Stability-AI / generative-models

Generative Models by Stability AI
MIT License
23.43k stars 2.6k forks source link

question of ADD(Adversarial Diffusion Distillation), the inputs of teacher nets #246

Open YilanWang opened 7 months ago

YilanWang commented 7 months ago

in ADD, why the inputs of teacher nets are the denoised results, rather than the same noise inputs of student nets? many thanks!

jon-chuang commented 6 months ago

One plausible reason is the timesteps s and t, are sampled independently for the student and teacher models respectively. However, this is not a hard obstacle.

The simpler explanation is that it inherits from score distillation sampling which originates in the 3D generation domain (see Dream Fusion), where the inputs to the teacher (image model) and student (3D model producing differentiable 2D rendering) differ vastly.

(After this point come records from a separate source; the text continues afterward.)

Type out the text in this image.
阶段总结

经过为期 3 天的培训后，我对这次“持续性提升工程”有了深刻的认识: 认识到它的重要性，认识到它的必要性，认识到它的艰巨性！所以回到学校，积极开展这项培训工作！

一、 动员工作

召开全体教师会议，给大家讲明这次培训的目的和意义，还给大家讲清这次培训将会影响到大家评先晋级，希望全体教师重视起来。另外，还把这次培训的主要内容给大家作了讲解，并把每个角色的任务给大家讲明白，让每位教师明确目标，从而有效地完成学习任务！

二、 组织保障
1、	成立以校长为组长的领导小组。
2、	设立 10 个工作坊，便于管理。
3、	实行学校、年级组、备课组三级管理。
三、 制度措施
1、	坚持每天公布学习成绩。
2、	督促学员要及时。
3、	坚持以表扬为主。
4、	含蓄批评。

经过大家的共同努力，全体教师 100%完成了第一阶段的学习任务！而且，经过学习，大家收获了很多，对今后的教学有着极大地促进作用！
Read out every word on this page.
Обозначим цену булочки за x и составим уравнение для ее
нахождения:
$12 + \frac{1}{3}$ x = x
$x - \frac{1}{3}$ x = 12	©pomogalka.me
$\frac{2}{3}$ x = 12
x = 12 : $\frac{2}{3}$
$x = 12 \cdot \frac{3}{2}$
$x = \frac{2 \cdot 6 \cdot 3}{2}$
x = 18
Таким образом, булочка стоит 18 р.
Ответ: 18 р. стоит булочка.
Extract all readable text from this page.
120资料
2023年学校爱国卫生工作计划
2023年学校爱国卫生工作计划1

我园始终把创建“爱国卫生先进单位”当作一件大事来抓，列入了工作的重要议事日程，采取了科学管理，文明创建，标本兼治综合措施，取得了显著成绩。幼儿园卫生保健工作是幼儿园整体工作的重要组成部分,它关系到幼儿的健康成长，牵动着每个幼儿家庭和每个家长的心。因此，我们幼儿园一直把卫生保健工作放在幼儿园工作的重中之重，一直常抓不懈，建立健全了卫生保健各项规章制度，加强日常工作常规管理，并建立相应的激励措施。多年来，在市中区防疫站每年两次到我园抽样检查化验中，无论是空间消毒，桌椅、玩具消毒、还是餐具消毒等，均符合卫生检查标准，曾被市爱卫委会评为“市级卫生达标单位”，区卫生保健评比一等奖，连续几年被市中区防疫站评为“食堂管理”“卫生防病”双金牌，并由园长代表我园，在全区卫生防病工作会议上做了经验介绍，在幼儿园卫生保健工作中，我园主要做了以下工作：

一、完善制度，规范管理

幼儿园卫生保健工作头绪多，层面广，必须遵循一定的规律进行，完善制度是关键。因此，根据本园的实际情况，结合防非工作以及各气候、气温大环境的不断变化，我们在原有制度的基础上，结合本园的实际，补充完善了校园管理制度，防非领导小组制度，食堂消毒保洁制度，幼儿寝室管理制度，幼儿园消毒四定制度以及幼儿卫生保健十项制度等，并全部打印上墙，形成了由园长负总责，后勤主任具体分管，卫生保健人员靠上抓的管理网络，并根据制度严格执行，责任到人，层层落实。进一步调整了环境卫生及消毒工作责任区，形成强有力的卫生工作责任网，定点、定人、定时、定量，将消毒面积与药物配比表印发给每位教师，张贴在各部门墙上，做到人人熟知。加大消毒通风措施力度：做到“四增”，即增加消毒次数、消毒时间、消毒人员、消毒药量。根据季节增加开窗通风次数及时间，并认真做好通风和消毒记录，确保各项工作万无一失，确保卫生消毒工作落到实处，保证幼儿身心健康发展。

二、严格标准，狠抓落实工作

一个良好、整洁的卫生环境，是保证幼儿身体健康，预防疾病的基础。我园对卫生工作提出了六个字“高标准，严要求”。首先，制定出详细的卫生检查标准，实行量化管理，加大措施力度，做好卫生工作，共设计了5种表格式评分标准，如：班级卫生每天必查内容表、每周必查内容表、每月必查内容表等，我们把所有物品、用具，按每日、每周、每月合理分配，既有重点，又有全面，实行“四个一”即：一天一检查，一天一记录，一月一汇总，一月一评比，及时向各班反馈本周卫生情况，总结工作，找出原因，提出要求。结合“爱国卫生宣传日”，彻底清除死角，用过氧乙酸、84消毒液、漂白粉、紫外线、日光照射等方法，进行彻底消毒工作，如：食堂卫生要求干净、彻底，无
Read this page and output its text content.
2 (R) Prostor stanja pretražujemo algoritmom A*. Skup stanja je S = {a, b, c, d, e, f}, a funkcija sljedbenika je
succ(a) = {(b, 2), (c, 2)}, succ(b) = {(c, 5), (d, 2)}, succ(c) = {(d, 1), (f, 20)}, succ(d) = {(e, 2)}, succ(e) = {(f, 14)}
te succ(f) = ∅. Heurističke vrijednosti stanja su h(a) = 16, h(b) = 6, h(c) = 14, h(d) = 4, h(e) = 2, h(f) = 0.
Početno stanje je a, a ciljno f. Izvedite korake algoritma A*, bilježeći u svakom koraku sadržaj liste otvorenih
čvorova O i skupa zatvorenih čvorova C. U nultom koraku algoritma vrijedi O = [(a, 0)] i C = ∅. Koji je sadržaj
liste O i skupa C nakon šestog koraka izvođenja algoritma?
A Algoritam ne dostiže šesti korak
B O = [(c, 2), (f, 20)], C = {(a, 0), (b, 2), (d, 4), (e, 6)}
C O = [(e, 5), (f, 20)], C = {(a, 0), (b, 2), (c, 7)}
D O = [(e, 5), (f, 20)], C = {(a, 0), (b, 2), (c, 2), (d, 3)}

This provokes the open question of whether feeding the noised original image rather than the noised student output will lead to better or worse results (whether from a final loss or loss curve perspective).

jon-chuang commented 6 months ago

rather than the same noise inputs of student nets

Note that your original suggestion is invalid. Due to the differing choice of noise sampling.

What is valid is the question of which input to noise.

jon-chuang commented 6 months ago

@qp-qp I'm not sure if you're privileged to share, but I think this is an interesting question that is worth shedding light on.

I have a feeling that feeding the original image may lead to degenerate results, as it simply amplifies the original dataset.

If the teacher models is perfectly faithful on the dataset, you would reproduce training on the original dataset.

Perhaps what is beneficial about distillation I.e. feeding the generated output is that it generates new diversity for the teacher model to provide feedback on.

However I am uncertain if any of these thoughts are valid.

jon-chuang commented 6 months ago

Actually, if you look at the definition of SDS, you will see that it is important that you use the noised generated output. That's because you can then interpret the loss in a nice way; it simplifies to predicting the noise at timestep t.

I think the intuition is that we need the generated output to be in the distribution of the teacher model. Using the noised student output just seems to give a better objective, at least mathematically - one has a ground truth noise to compare against.